姜婉琳最近一直在追一个选秀节目,强忍着没去看最新的一集,就为了今天和何清共赏帅哥。
每到她喜欢的那个选手出现时就疯狂拍打一旁的何清。
“快看我OP!!老婆绝美!这届秀芬是不是瞎了,前面都是什么鬼,我老婆这颜值居然不在出道位?!”
“OP?老婆?还有那个秀芬……是什么意思?”每个字拆开都认识,但连成一句话,何清简直一头雾水。

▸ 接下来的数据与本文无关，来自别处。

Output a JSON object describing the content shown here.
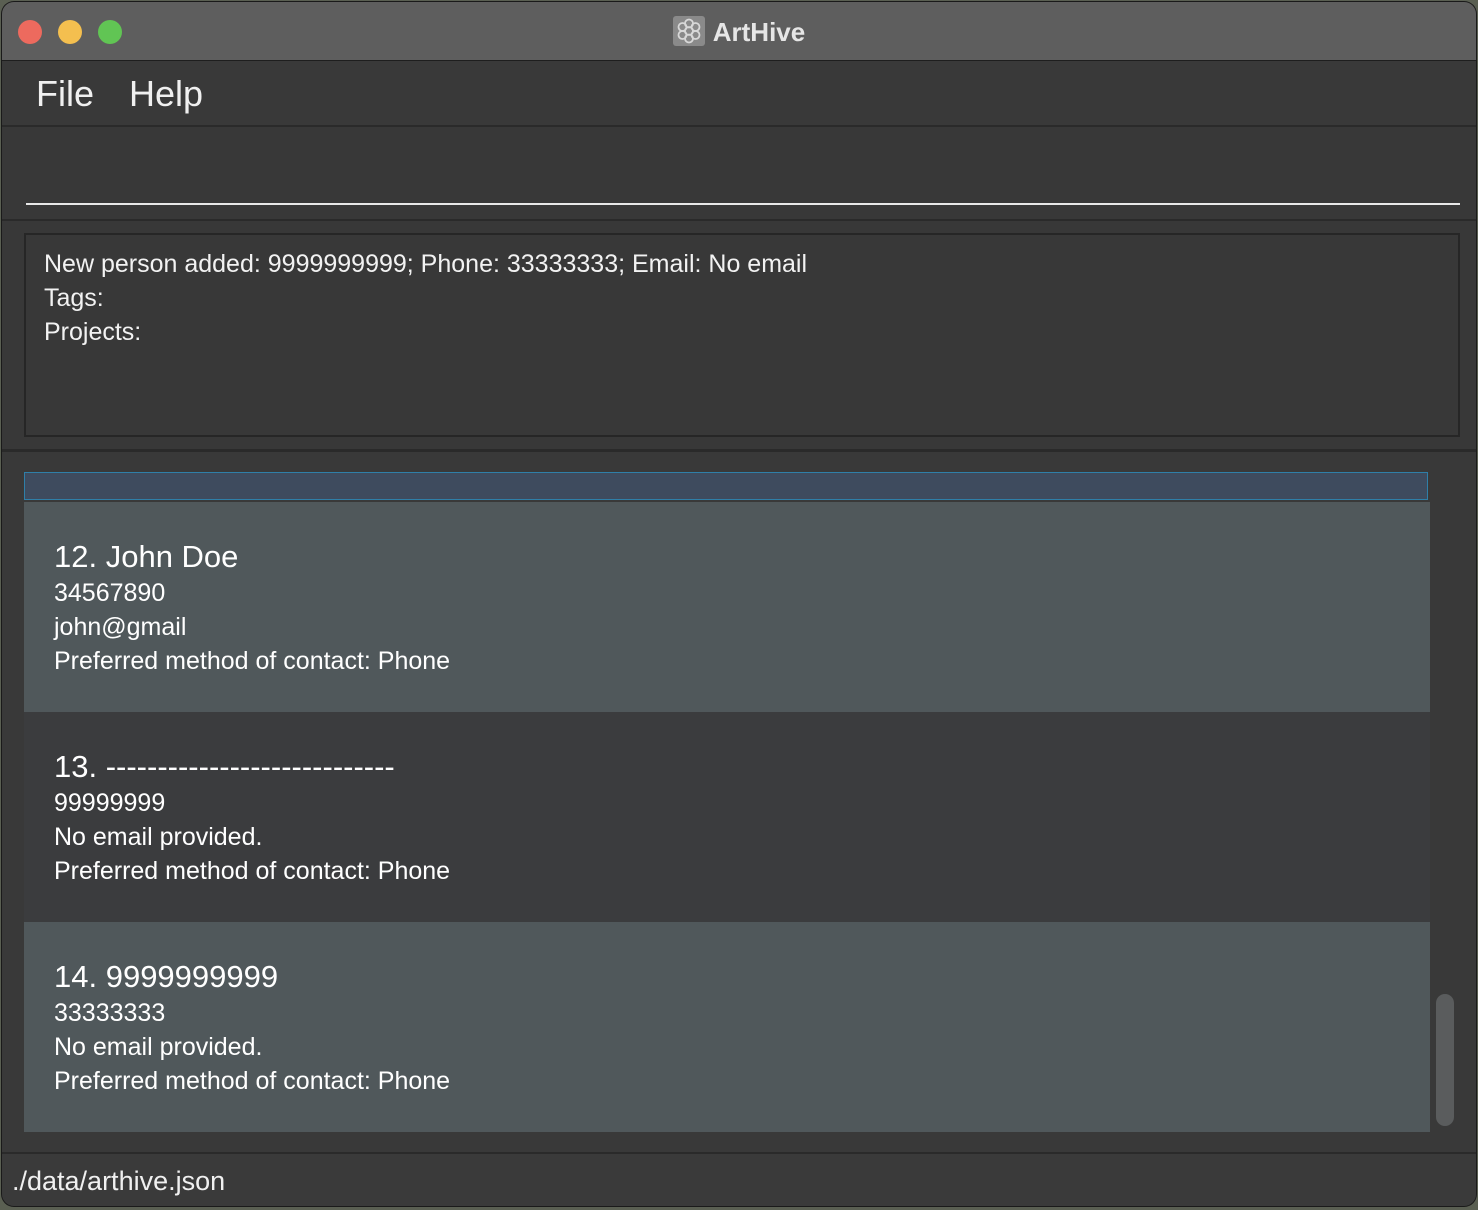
{
  "window": {
    "title": "ArtHive",
    "icon": "arthive-logo-icon"
  },
  "menu": {
    "items": [
      {
        "label": "File"
      },
      {
        "label": "Help"
      }
    ]
  },
  "command": {
    "value": "",
    "placeholder": ""
  },
  "result": {
    "lines": [
      "New person added: 9999999999; Phone: 33333333; Email: No email",
      "Tags:",
      "Projects:"
    ]
  },
  "persons": [
    {
      "title": "12. John Doe",
      "phone": "34567890",
      "email": "john@gmail",
      "contact": "Preferred method of contact: Phone"
    },
    {
      "title": "13. ----------------------------",
      "phone": "99999999",
      "email": "No email provided.",
      "contact": "Preferred method of contact: Phone"
    },
    {
      "title": "14. 9999999999",
      "phone": "33333333",
      "email": "No email provided.",
      "contact": "Preferred method of contact: Phone"
    }
  ],
  "status": {
    "file_path": "./data/arthive.json"
  },
  "colors": {
    "card_light": "#50585b",
    "card_dark": "#3b3c3e",
    "selected_card": "#3e4b5e",
    "background": "#393939"
  }
}
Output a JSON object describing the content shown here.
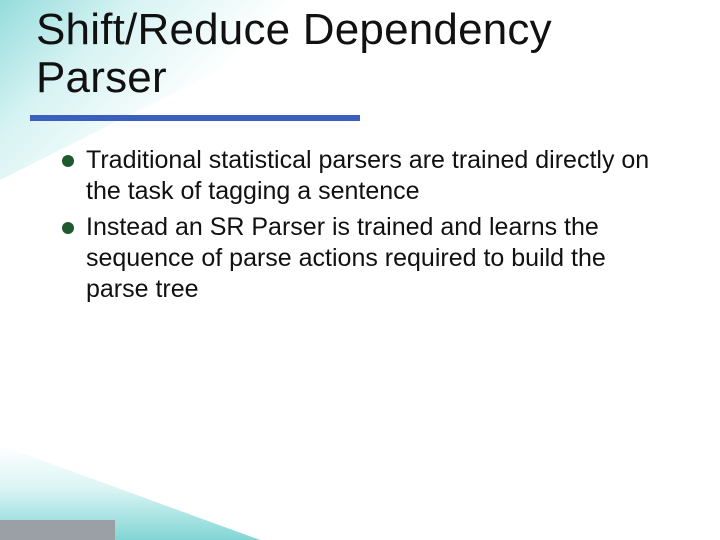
{
  "title": "Shift/Reduce Dependency Parser",
  "bullets": [
    "Traditional statistical parsers are trained directly on the task of tagging a sentence",
    "Instead an SR Parser is trained and learns the sequence of parse actions required to build the parse tree"
  ],
  "colors": {
    "accent_bar": "#3a5fbf",
    "bullet_dot": "#1e5a2e",
    "teal_wash": "#3fbfbf"
  }
}
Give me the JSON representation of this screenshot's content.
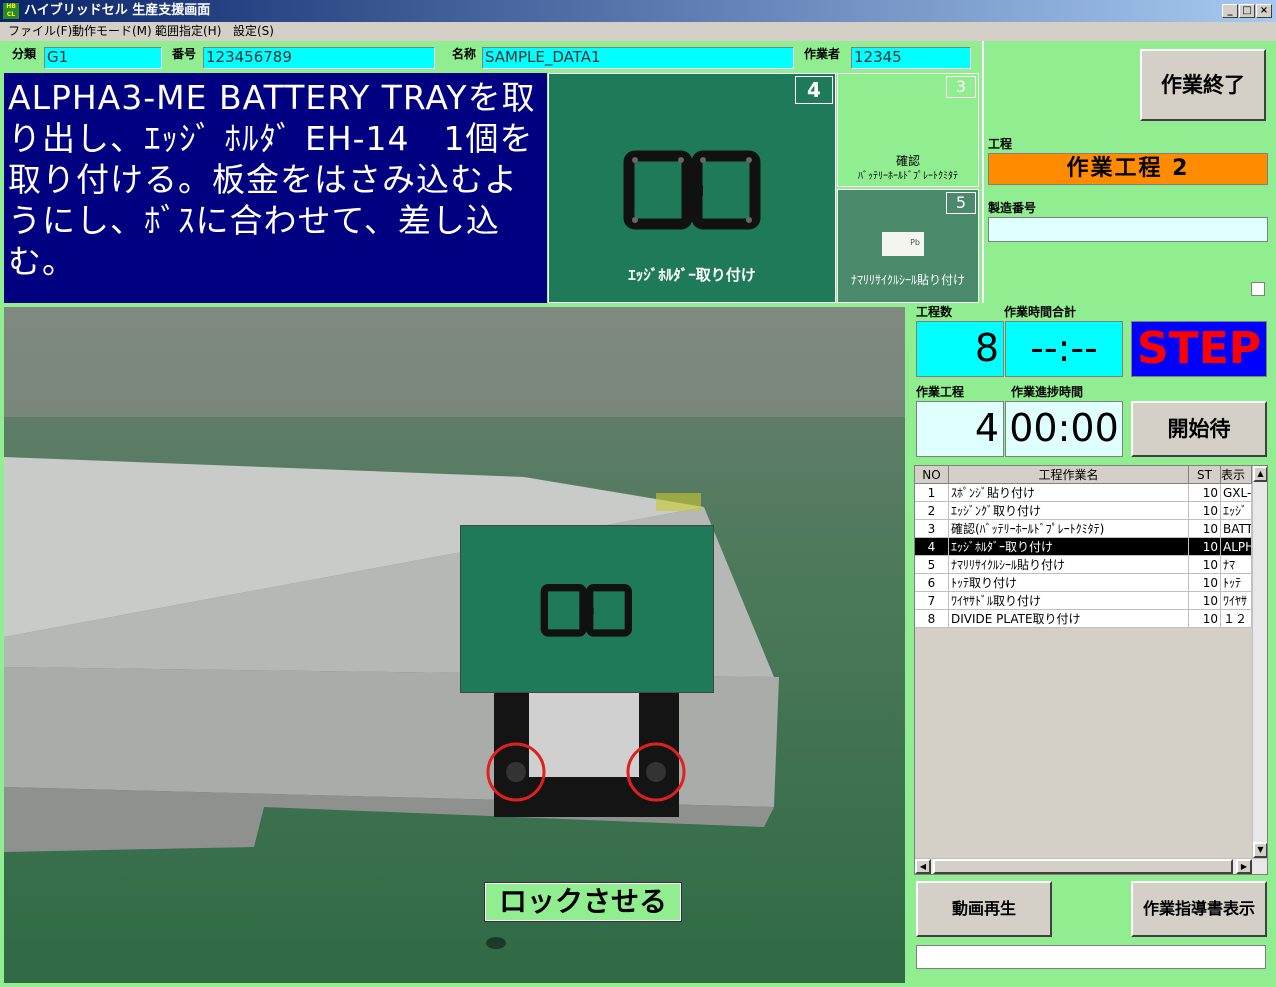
{
  "window": {
    "title": "ハイブリッドセル 生産支援画面",
    "icon_text": "HB\nCL",
    "min": "_",
    "max": "□",
    "close": "×"
  },
  "menu": [
    "ファイル(F)",
    "動作モード(M)",
    "範囲指定(H)",
    "設定(S)"
  ],
  "header": {
    "bunrui_label": "分類",
    "bunrui_value": "G1",
    "bango_label": "番号",
    "bango_value": "123456789",
    "meisho_label": "名称",
    "meisho_value": "SAMPLE_DATA1",
    "sagyosha_label": "作業者",
    "sagyosha_value": "12345"
  },
  "instruction": "ALPHA3-ME BATTERY TRAYを取り出し、ｴｯｼﾞ ﾎﾙﾀﾞ EH-14　1個を取り付ける。板金をはさみ込むようにし、ﾎﾞｽに合わせて、差し込む。",
  "thumbs": {
    "main": {
      "num": "4",
      "caption": "ｴｯｼﾞﾎﾙﾀﾞｰ取り付け"
    },
    "upper": {
      "num": "3",
      "caption1": "確認",
      "caption2": "ﾊﾞｯﾃﾘｰﾎｰﾙﾄﾞﾌﾟﾚｰﾄｸﾐﾀﾃ"
    },
    "lower": {
      "num": "5",
      "caption": "ﾅﾏﾘﾘｻｲｸﾙｼｰﾙ貼り付け",
      "label_text": "Pb"
    }
  },
  "photo": {
    "caption": "ロックさせる"
  },
  "right": {
    "end_button": "作業終了",
    "process_label": "工程",
    "process_value": "作業工程 2",
    "serial_label": "製造番号",
    "serial_value": "",
    "steps_label": "工程数",
    "steps_value": "8",
    "total_time_label": "作業時間合計",
    "total_time_value": "--:--",
    "step_label": "STEP",
    "current_label": "作業工程",
    "current_value": "4",
    "progress_label": "作業進捗時間",
    "progress_value": "00:00",
    "start_button": "開始待",
    "play_button": "動画再生",
    "manual_button": "作業指導書表示"
  },
  "table": {
    "headers": [
      "NO",
      "工程作業名",
      "ST",
      "表示"
    ],
    "rows": [
      {
        "no": "1",
        "name": "ｽﾎﾟﾝｼﾞ貼り付け",
        "st": "10",
        "disp": "GXL-"
      },
      {
        "no": "2",
        "name": "ｴｯｼﾞﾝｸﾞ取り付け",
        "st": "10",
        "disp": "ｴｯｼﾞ"
      },
      {
        "no": "3",
        "name": "確認(ﾊﾞｯﾃﾘｰﾎｰﾙﾄﾞﾌﾟﾚｰﾄｸﾐﾀﾃ)",
        "st": "10",
        "disp": "BATT"
      },
      {
        "no": "4",
        "name": "ｴｯｼﾞﾎﾙﾀﾞｰ取り付け",
        "st": "10",
        "disp": "ALPH"
      },
      {
        "no": "5",
        "name": "ﾅﾏﾘﾘｻｲｸﾙｼｰﾙ貼り付け",
        "st": "10",
        "disp": "ﾅﾏ"
      },
      {
        "no": "6",
        "name": "ﾄｯﾃ取り付け",
        "st": "10",
        "disp": "ﾄｯﾃ"
      },
      {
        "no": "7",
        "name": "ﾜｲﾔｻﾄﾞﾙ取り付け",
        "st": "10",
        "disp": "ﾜｲﾔｻ"
      },
      {
        "no": "8",
        "name": "DIVIDE PLATE取り付け",
        "st": "10",
        "disp": "１２"
      }
    ],
    "selected_index": 3
  },
  "colors": {
    "green_bg": "#90ee90",
    "navy": "#000080",
    "cyan": "#00ffff",
    "orange": "#ff8c00",
    "step_blue": "#0000ff",
    "step_red": "#ff0000"
  }
}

一句话涵盖了三个专业术语,何清这种还用的老年机完全脱离当下网络社会的人当然是不懂的,姜婉琳早就知晓何清山顶洞人的属性给她解释了一番。
“OP就是one pick的缩写,老婆就是泥塑,你知道泥塑吗?就是将他性转。秀芬就是秀粉,倒了八辈子血霉搞选秀的苦命人。”
何清听她解释后似懂非懂,不太明白为什么要去泥塑男偶像,如果喜欢妹妹,为什么不去看女偶像呢。
何清看的索然无味,里面近一百个人,每个人镜头没几个又切到下一个,对没看过的人来说挺灾难的,倒是姜婉琳全程兴奋得对她又喊又打。
“姜婉琳。”两人正看着,面前忽然站了一个人,声音吞吞吐吐的。
何清抬头看去,看到一双熟悉的狗狗眼,这人就是军训时把姜婉琳撞翻的那个男生,后来和姜婉琳竟然分到一个班,好像叫钱杭宇来着,听到姜婉琳提过好几次。
他将手中提着的奶茶递过来“刚刚出去了,就顺便给你买的。”
他看姜婉琳没接,又接了一句“茉莉奶绿,半糖。”
何清在一旁立马看向姜婉琳,姜婉琳最常点的就这个,不仅知道她爱喝茉莉奶绿还知道她喜欢的甜度,何清这种神经大条的人都嗅出来里面有故事。
姜婉琳脸上也没什么意外神情,好像本来就该这样,她接过奶茶道“你怎么出去的?”
“班上没买葡萄糖,罗老就让我和高韦瀚他们几个去门口超市买点,给我们开了条子。”钱杭宇说话的时候眼神总是莫名飘忽,脸上还有不自然的红晕,也不知道是热的还是天生就有了,反正何清每次看他脸上都带着红晕。
“你们看什么?”钱杭宇好像非常渴望能和姜婉琳交谈,见没有下文了,立马又抛出一个话题。
“看帅哥。”
钱杭宇沉默了半响,算是终于找到了接话口“好看吗?”
真尬聊。
钱杭宇估计也知道自己的话让人接无可接,干脆直接将头伸过来,看姜婉琳的屏幕,“你喜欢这种类型?”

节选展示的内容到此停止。